# Grinding/Sanding/Cutting Slate Tile?



## Alabaster

I bought a dining room table with slate tiles for the top -- the tiles are loosely placed into a grid-like frame on the top.  Unfortunately two of the tiles are just a hair too wide and do not fit into the the grid.  (The table looks like this)

I probably only need to shave off 1/8" or so, maybe less, to make them fit.  I own a circular saw, dremel, drill, and small handheld jigsaw.  

My instinct is to try to find some kind of heavy-duty sanding wheel for my dremel.  Do you think this will do the trick, or do I need a more powerful tool to grind and/or cut it down?

Thanks,
chris.


----------



## CraigFL

They make tile saws with diamond blades for things like that. I would find an installer that will cut them for you, rent a saw or buy a diamond blade for your circular saw. Your dremel tool will take you all day to do it....


----------



## Alabaster

It's just that only a sliver needs to come off, I figured sanding/grinding it down would be better than trying to cut it -- I'm not sure I can get that kind of precision with a circular saw.

Do you think this would do the trick?  http://www.amazon.com/dp/B00004UDIC/?tag=skimlinks_replacement-20

Thanks
chris.


----------



## ToolGuy

That would work. I'd say get it and do it. You can probably get the bit from your nearest home depot, lowes or similar big box store.


----------



## CraigFL

Alabaster said:


> It's just that only a sliver needs to come off, I figured sanding/grinding it down would be better than trying to cut it -- I'm not sure I can get that kind of precision with a circular saw.
> 
> Do you think this would do the trick?  http://www.amazon.com/dp/B00004UDIC/?tag=skimlinks_replacement-20
> 
> Thanks
> chris.



I have one and have used it to cut tile. Be aware it is VERY difficult to cut a straight, good looking edge with the bit. If you can make yourself some kind of guide when you're using it it will be possible. The difficulty is that the bit will either pull into the work or out of the work when you try to cut depending on the rotation and which way you're moving it. Unless you make a guide that you can push up against with the non-cutting part of the shaft, the edge will be scalloped and sloppy.  

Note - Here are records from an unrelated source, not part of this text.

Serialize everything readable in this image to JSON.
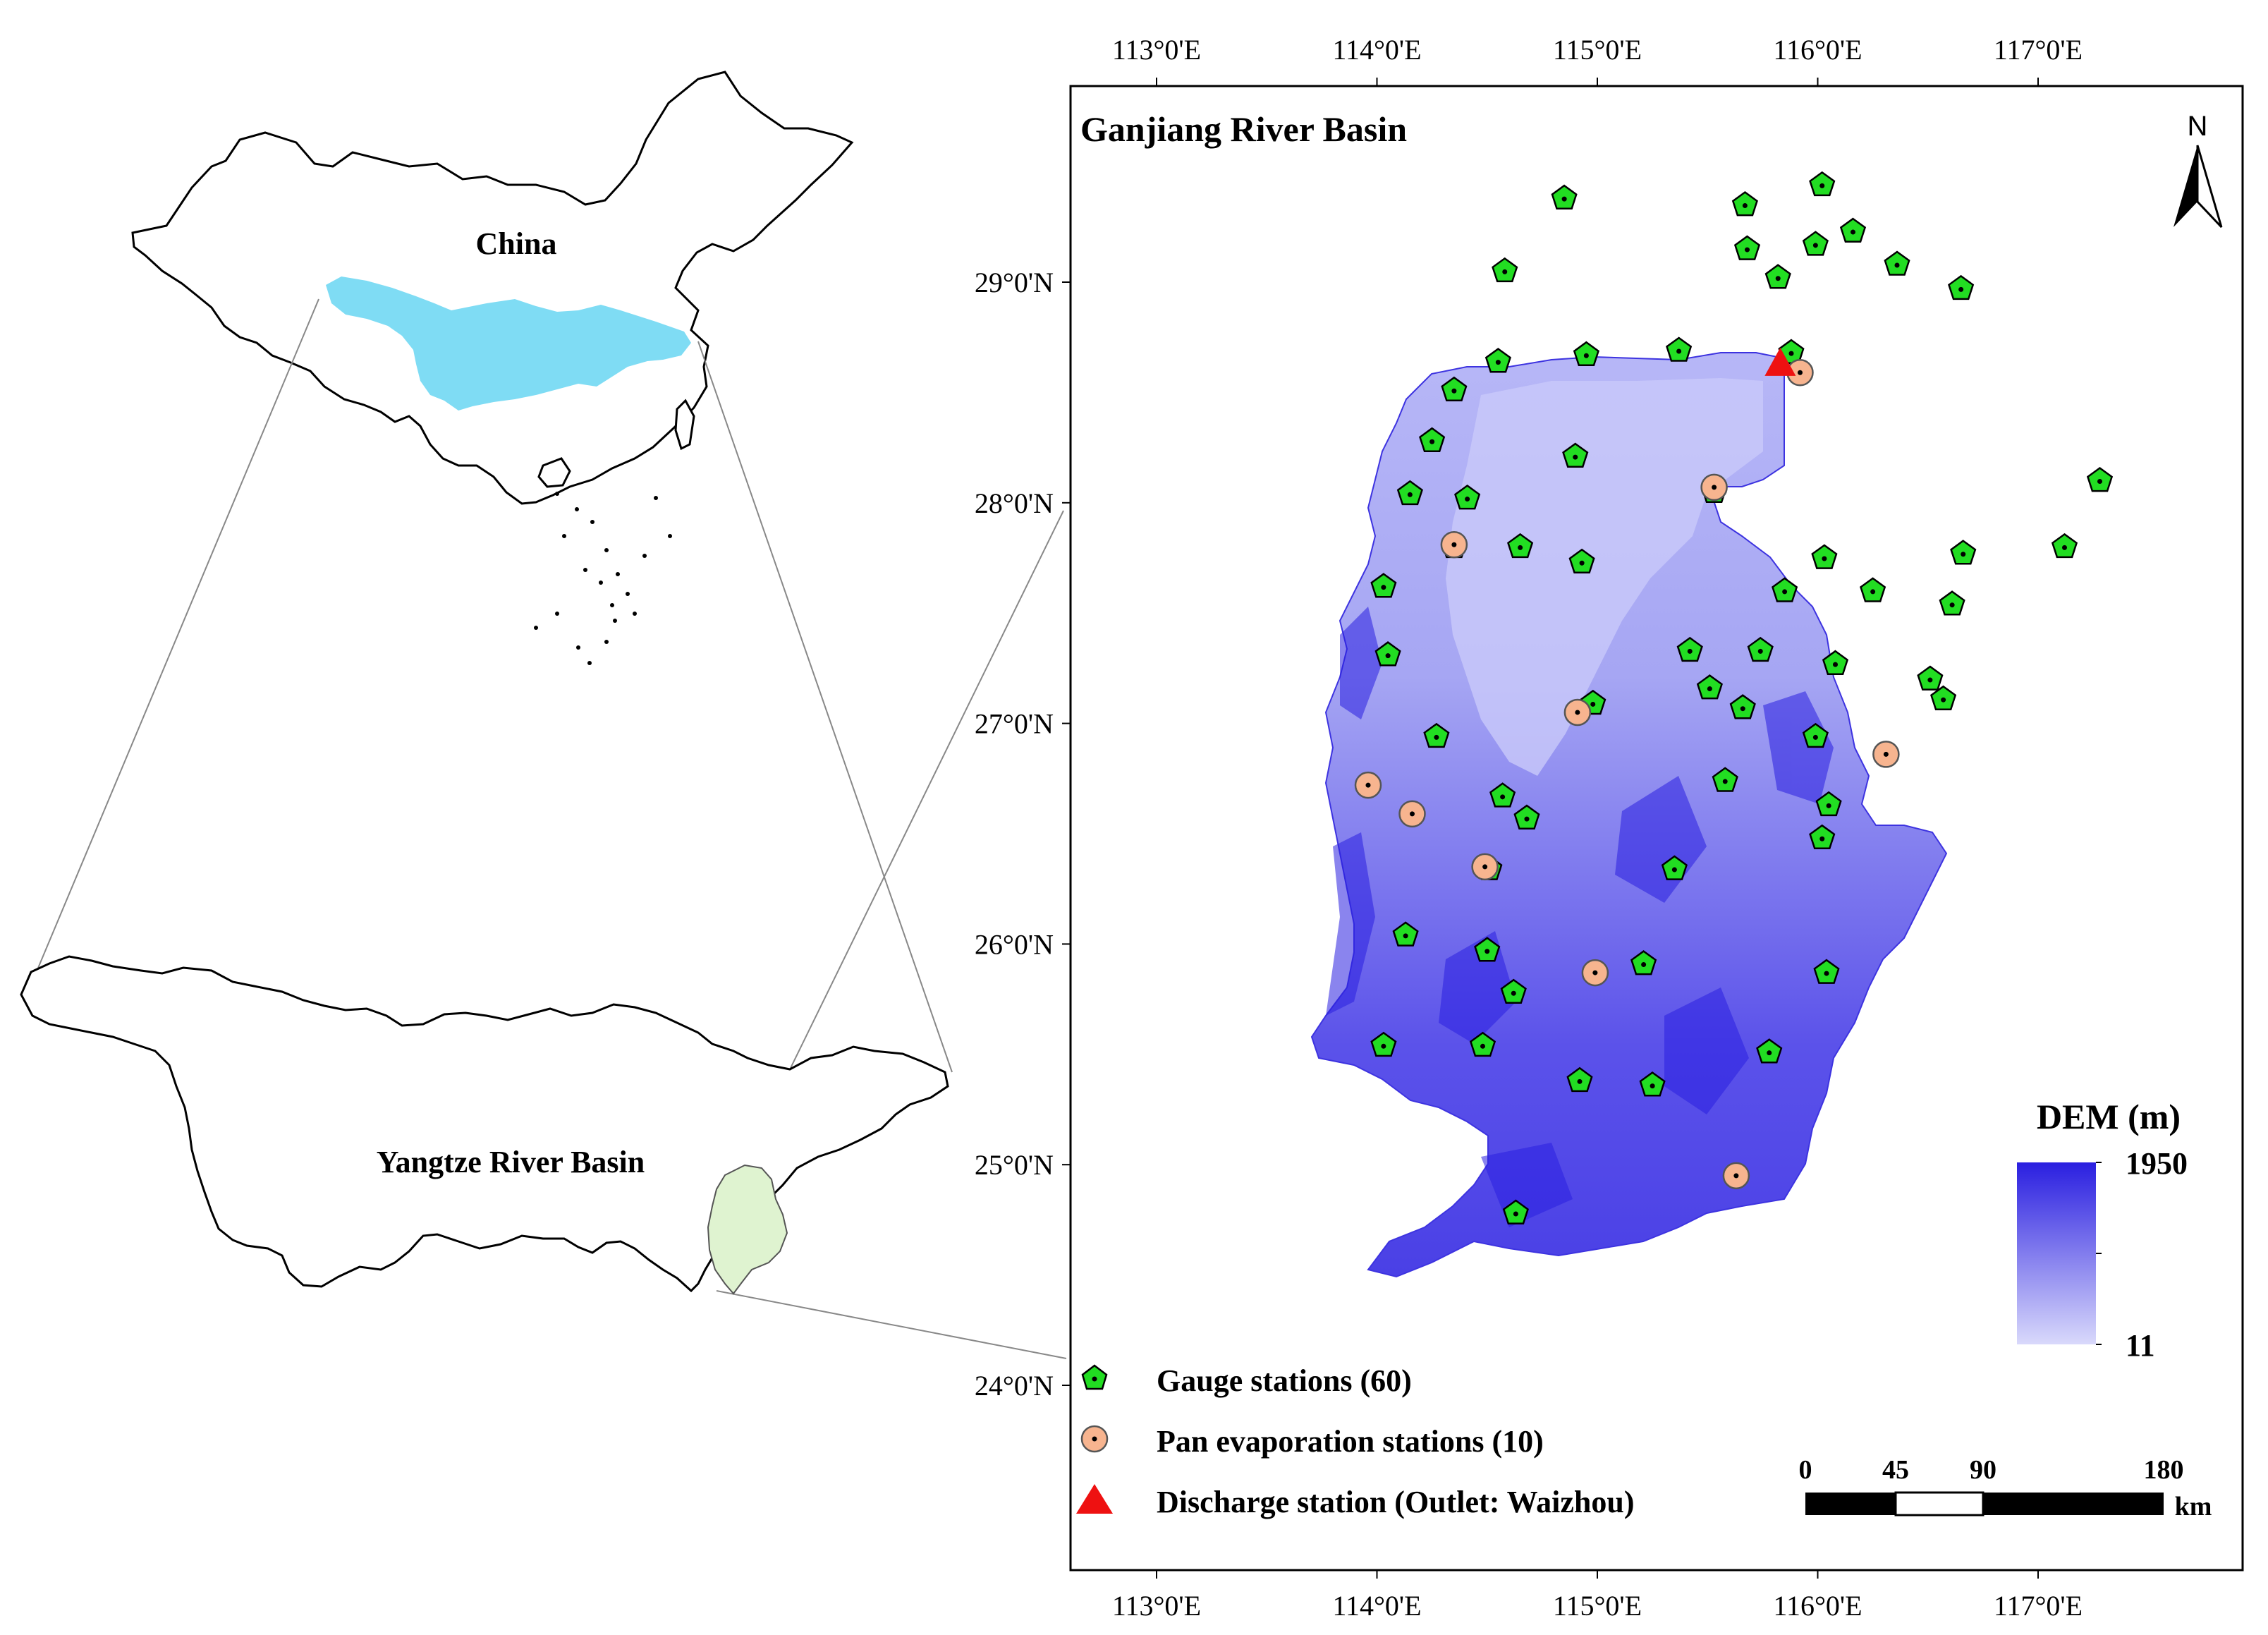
{
  "left_panel": {
    "china_label": "China",
    "yangtze_label": "Yangtze River Basin",
    "china_basin_color": "#7fdcf4",
    "ganjiang_color": "#dff3d0"
  },
  "main_map": {
    "title": "Ganjiang River Basin",
    "north_label": "N",
    "top_longitudes": [
      "113°0'E",
      "114°0'E",
      "115°0'E",
      "116°0'E",
      "117°0'E"
    ],
    "bottom_longitudes": [
      "113°0'E",
      "114°0'E",
      "115°0'E",
      "116°0'E",
      "117°0'E"
    ],
    "latitudes": [
      "29°0'N",
      "28°0'N",
      "27°0'N",
      "26°0'N",
      "25°0'N",
      "24°0'N"
    ],
    "dem": {
      "title": "DEM (m)",
      "max_label": "1950",
      "min_label": "11",
      "high_color": "#2a1fe0",
      "low_color": "#d9d9fb"
    },
    "legend": {
      "gauge": "Gauge stations (60)",
      "pan": "Pan evaporation stations (10)",
      "discharge": "Discharge station (Outlet: Waizhou)"
    },
    "scale_bar": {
      "ticks": [
        "0",
        "45",
        "90",
        "180"
      ],
      "unit": "km"
    },
    "colors": {
      "gauge": "#22dd22",
      "pan": "#f7b48f",
      "discharge": "#ee1111"
    },
    "gauge_stations": [
      [
        114.85,
        29.38
      ],
      [
        115.67,
        29.35
      ],
      [
        116.02,
        29.44
      ],
      [
        115.68,
        29.15
      ],
      [
        115.99,
        29.17
      ],
      [
        116.16,
        29.23
      ],
      [
        115.82,
        29.02
      ],
      [
        116.36,
        29.08
      ],
      [
        116.65,
        28.97
      ],
      [
        114.58,
        29.05
      ],
      [
        114.55,
        28.64
      ],
      [
        114.95,
        28.67
      ],
      [
        115.37,
        28.69
      ],
      [
        115.88,
        28.68
      ],
      [
        114.35,
        28.51
      ],
      [
        114.25,
        28.28
      ],
      [
        114.9,
        28.21
      ],
      [
        115.53,
        28.05
      ],
      [
        114.15,
        28.04
      ],
      [
        114.41,
        28.02
      ],
      [
        114.35,
        27.8
      ],
      [
        114.65,
        27.8
      ],
      [
        114.93,
        27.73
      ],
      [
        116.03,
        27.75
      ],
      [
        116.66,
        27.77
      ],
      [
        117.12,
        27.8
      ],
      [
        117.28,
        28.1
      ],
      [
        115.85,
        27.6
      ],
      [
        116.25,
        27.6
      ],
      [
        116.61,
        27.54
      ],
      [
        114.03,
        27.62
      ],
      [
        114.05,
        27.31
      ],
      [
        115.42,
        27.33
      ],
      [
        115.74,
        27.33
      ],
      [
        116.08,
        27.27
      ],
      [
        116.51,
        27.2
      ],
      [
        116.57,
        27.11
      ],
      [
        115.51,
        27.16
      ],
      [
        115.66,
        27.07
      ],
      [
        114.98,
        27.09
      ],
      [
        114.27,
        26.94
      ],
      [
        115.99,
        26.94
      ],
      [
        115.58,
        26.74
      ],
      [
        114.57,
        26.67
      ],
      [
        114.68,
        26.57
      ],
      [
        116.05,
        26.63
      ],
      [
        116.02,
        26.48
      ],
      [
        114.51,
        26.34
      ],
      [
        115.35,
        26.34
      ],
      [
        114.13,
        26.04
      ],
      [
        114.5,
        25.97
      ],
      [
        115.21,
        25.91
      ],
      [
        116.04,
        25.87
      ],
      [
        114.62,
        25.78
      ],
      [
        114.03,
        25.54
      ],
      [
        114.48,
        25.54
      ],
      [
        115.78,
        25.51
      ],
      [
        114.92,
        25.38
      ],
      [
        115.25,
        25.36
      ],
      [
        114.63,
        24.78
      ]
    ],
    "pan_stations": [
      [
        115.92,
        28.59
      ],
      [
        115.53,
        28.07
      ],
      [
        114.35,
        27.81
      ],
      [
        114.91,
        27.05
      ],
      [
        116.31,
        26.86
      ],
      [
        113.96,
        26.72
      ],
      [
        114.16,
        26.59
      ],
      [
        114.49,
        26.35
      ],
      [
        114.99,
        25.87
      ],
      [
        115.63,
        24.95
      ]
    ],
    "discharge_station": [
      115.83,
      28.62
    ]
  }
}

Making a guide becomes a PITA especially when you can more easily buy a diamond blade for your circular saw like this for $13.00 :

http://www.harborfreight.com/cpi/ctaf/displayitem.taf?Itemnumber=95501

I know people hate Harbor Fright tools but a $13 blade for just a few cuts will work just fine...


----------



## Daryl in Nanoose

I just did a tile job with 19 inch x 39 inch tiles and needed a jig since renting a saw that big was a no go. I made a fast simple jig using a piece of plywood, 2 1x2s and 2 small pieces of siding. I bought a $39.00  diamond blade for my skill saw and I was good to go. It worked like a charm.
Okay my drawing sucks but you get the idea.


----------



## walkaho

I have a slate floor that has a high spot where a door is dragging.  The door is big, heavy, and expensive, and I figured rather than chancing messing up the door by taking it and shaving it down I could just sand or grind down the high spot on the slate tile.  What is the best material to use for either grinding or sanding down a slate tile?  Or should I just chip away at it and then reseal it?


----------



## Daryl in Nanoose

Sorry but I personaly would not take a chance at sanding slate tile, I think you would be making a big mistake but that's just my opinion having worked with slate tile.


----------



## jdougn

walkaho said:


> I have a slate floor that has a high spot where a door is dragging.  The door is big, heavy, and expensive, and I figured rather than chancing messing up the door by taking it and shaving it down I could just sand or grind down the high spot on the slate tile.  What is the best material to use for either grinding or sanding down a slate tile?  Or should I just chip away at it and then reseal it?


It is much easier to cut down the door. If you sand or grind the floor (which is difficult and requires special tools) that area will always look different. Additionally, as weather  & humidity change the door may start touching the floor again. Now what do you do?

If necessary, find a pro to cut the door down for you or ask some friends with carpentry experience that'll come help out.
hth, Doug


----------